Push-to-talk voice input is fully implemented and gated behind VOICE_MODE:
// src/voice/voiceModeEnabled.ts
// Connects to Anthropic's voice_stream WebSocket endpoint
// Uses conversation_engine backed models for speech-to-text
// Hold-to-talk: hold keybinding to record, release to submitKey constraints:
- OAuth only — no API key, Bedrock, or Vertex support
- Uses mTLS for WebSocket connections (solid security choice)
- Has its own killswitch:
tengu_amber_quartz_disabled
The OAuth-only restriction suggests this might be tied to Anthropic's consumer product strategy rather than the developer-focused API offering.
The source contains a whole collection of tools that are built but not enabled for external users:
| Tool | Feature Flag | What It Does |
|---|---|---|
| WebBrowserTool | WEB_BROWSER_TOOL |
Built-in browser automation (internal codename: "bagel") |
| TerminalCaptureTool | TERMINAL_PANEL |
Captures and monitors terminal panels |
| WorkflowTool | WORKFLOW_SCRIPTS |
Executes predefined workflow scripts |
| MonitorTool | MONITOR_TOOL |
System and process monitoring |
| SnipTool | HISTORY_SNIP |
Trims conversation history to manage context |
| ListPeersTool | UDS_INBOX |
Discovers peer agents via Unix domain sockets |
| RemoteTriggerTool | AGENT_TRIGGERS_REMOTE |
Triggers remote agents |
| TungstenTool | ant-only | Internal performance monitoring |
| VerifyPlanExecutionTool | VERIFY_PLAN env | Verifies plan execution correctness |
| OverflowTestTool | OVERFLOW_TEST_TOOL |
Tests context window overflow handling |
| SubscribePRTool | KAIROS_GITHUB_WEBHOOKS |
GitHub PR webhook subscriptions |
The WebBrowserTool (codename "bagel") is interesting because it suggests Claude Code is moving toward being able to interact with web applications directly — not just code. Combined with KAIROS, you could imagine an agent that writes code, tests it in a browser, and iterates without human involvement.
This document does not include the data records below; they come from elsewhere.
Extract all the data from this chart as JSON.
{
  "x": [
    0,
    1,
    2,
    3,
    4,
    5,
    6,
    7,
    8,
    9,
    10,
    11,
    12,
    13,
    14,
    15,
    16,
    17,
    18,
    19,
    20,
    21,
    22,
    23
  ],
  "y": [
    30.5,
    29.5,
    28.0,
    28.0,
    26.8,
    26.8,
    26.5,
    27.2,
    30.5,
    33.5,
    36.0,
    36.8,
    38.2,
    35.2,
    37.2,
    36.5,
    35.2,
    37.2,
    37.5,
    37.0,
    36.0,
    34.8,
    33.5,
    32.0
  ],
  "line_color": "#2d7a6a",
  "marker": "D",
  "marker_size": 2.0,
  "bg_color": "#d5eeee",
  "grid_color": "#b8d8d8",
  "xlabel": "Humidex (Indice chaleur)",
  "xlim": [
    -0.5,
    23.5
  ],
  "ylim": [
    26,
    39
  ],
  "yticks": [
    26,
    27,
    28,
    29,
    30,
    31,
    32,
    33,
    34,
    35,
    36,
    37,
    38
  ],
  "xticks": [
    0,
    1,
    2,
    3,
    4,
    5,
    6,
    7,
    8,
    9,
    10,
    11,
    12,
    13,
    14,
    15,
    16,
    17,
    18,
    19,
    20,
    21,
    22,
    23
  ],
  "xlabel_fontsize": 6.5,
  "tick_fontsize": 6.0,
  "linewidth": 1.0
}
Multi-agent coordination is in progress:
// src/coordinator/coordinatorMode.ts
// Feature flag: COORDINATOR_MODEThis enables multiple Claude Code agents to work together on coordinated tasks with shared state and inter-agent messaging. Combined with the ListPeersTool and Unix domain socket discovery, this points toward a future where you spin up a team of agents that divide work among themselves.
This one's just fun. There's a complete virtual pet companion system implemented but not shipped:
- 18 species: duck, goose, blob, cat, dragon, octopus, owl, penguin, turtle, snail, ghost, axolotl, capybara, cactus, robot, rabbit, mushroom, chonk
- 5 rarity tiers: Common (60%), Uncommon (25%), Rare (10%), Epic (4%), Legendary (1%)
- 7 hats: crown, tophat, propeller, halo, wizard, beanie, tinyduck
- 5 stats: DEBUGGING, PATIENCE, CHAOS, WISDOM, SNARK
- 1% shiny chance: Sparkle variant of any species
- Deterministic generation: Your buddy is derived from a hash of your user ID
Source: src/buddy/
It is a gacha system for developer tools. The SNARK stat on a coding companion is a nice touch.
// src/tasks/DreamTask/
// Auto-dreaming feature that works in the background
// Controlled by 'tengu_onyx_plover' feature flag
This is a background subagent that autonomously processes and consolidates the AI's memories during idle time. Think of it as the AI reflecting on what it's learned from your codebase while you're away.